Loss in numbers, loss in real wiki life?

Recently in the Netherlands: Ronald explains the Dutch Wikipedians that Wikipedia will die away over the next three years. He backs his fear with hard numbers. After a steep grow, the number of edits made in the bigger language versions is slowly declining.

I believe that he took a lot of effort to get his numbers. But he also said: “I am not talking about content, but about numbers.”

As a historian, I have a different approach. Numbers can give me an inspiration – before going to the sources to understand “what has actually happened”, as nestor Leopold von Ranke gave the example.

Some things seem to be countable, but in fact they are not. You can count how many times the USA vetoed in the UN Security Council, or the Soviet Union. But this is not enough to tell which country caused more good or evil. You have to take a look what these vetoes were about.

What is an edit in Wikipedia? One vandalism edit and one revert – makes two edits who contribute nothing to the progress of our encyclopedia. An afternoon writing an article and putting it online in a single edit – makes only one edit but improves the wiki.

When I was a beginner and I saw an error in an article, I corrected it. Later I saw another error and corrected it, too. Nowadays, I read the whole article before saving, so I do the same work in only one edit. Statistics, nevertheless, believe that I am only half as productive as I have been before.

Most vandals are young people. The demographic evolution in the rich countries leads to less young people. Less young people, less vandalism, less edits?
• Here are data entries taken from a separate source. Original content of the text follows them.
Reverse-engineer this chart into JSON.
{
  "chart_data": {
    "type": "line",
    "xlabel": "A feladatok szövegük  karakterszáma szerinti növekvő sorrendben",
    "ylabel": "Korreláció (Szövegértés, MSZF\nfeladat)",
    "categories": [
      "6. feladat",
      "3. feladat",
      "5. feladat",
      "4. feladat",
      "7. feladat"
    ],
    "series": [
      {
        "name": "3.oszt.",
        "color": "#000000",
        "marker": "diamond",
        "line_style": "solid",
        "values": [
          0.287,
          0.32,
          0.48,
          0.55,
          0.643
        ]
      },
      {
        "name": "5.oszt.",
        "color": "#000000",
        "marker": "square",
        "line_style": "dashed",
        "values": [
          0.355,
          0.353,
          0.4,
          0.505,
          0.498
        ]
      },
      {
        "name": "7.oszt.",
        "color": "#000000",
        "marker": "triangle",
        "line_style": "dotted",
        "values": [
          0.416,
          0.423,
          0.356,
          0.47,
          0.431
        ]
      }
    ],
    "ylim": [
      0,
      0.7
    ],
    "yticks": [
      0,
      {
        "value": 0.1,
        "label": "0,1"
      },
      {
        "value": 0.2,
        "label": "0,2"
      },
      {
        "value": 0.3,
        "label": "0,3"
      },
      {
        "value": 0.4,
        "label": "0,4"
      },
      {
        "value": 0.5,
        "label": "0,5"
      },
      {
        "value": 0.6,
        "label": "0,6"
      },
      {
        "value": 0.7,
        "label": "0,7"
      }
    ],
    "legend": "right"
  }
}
Wikipedia once has been a project to create an encyclopedia. It now is an already existing encyclopedia. Writing articles (and fighting about them) causes more edits than maintaining them.

So, obviously there are fewer edits. I don’t know what that means. Maybe it is no cause for worrying at all.

What are ‘foreign helpers’?

Wikimedia Statistics have a site map that presents you a list of all language editions of Wikipedia. You can sort them, for example, by “Participation: Editors (5+) per million speakers”. What will be the result?

The language editions who are on top of that list share one trait: They have a lot of ‘foreign helpers’. A foreign helper is someone who edits a Wikipedia language edition but who is not capable to write in that language.

Take Aragonese, quite high on that list, and have a look at Categoría:Usuario an. There is an impressive number of Wikipedians who indicate Aragonese (an) on their user page, but most of them have an-0, an-1 and an-2. They do not speak Aragonese or only to a limited extent.

Why do they have a user page on Aragonese Wikipedia then? Because they are from other regions of Spain but love Aragonese. Because they are Wikimedia activists who have to communicate to many language editions. Because they take photographs and put them into the articles in question, in all language editions where they exist.

Those people with an user page do not necessarily make five edits a month (= active user) but the trend is obvious: If a lot of your edits are made by foreign helpers then it seems that there are a lot of editors per million speakers. (The linguistic community being very small.)

Other language editions of this kind are Saterland Frisian (supported by Dutch Frisians) and Icelandic (supported by other Scandinavians). And, of course, most prominent is Volapük Wikipedia, a constructed language spoken by less than thirty people in the world.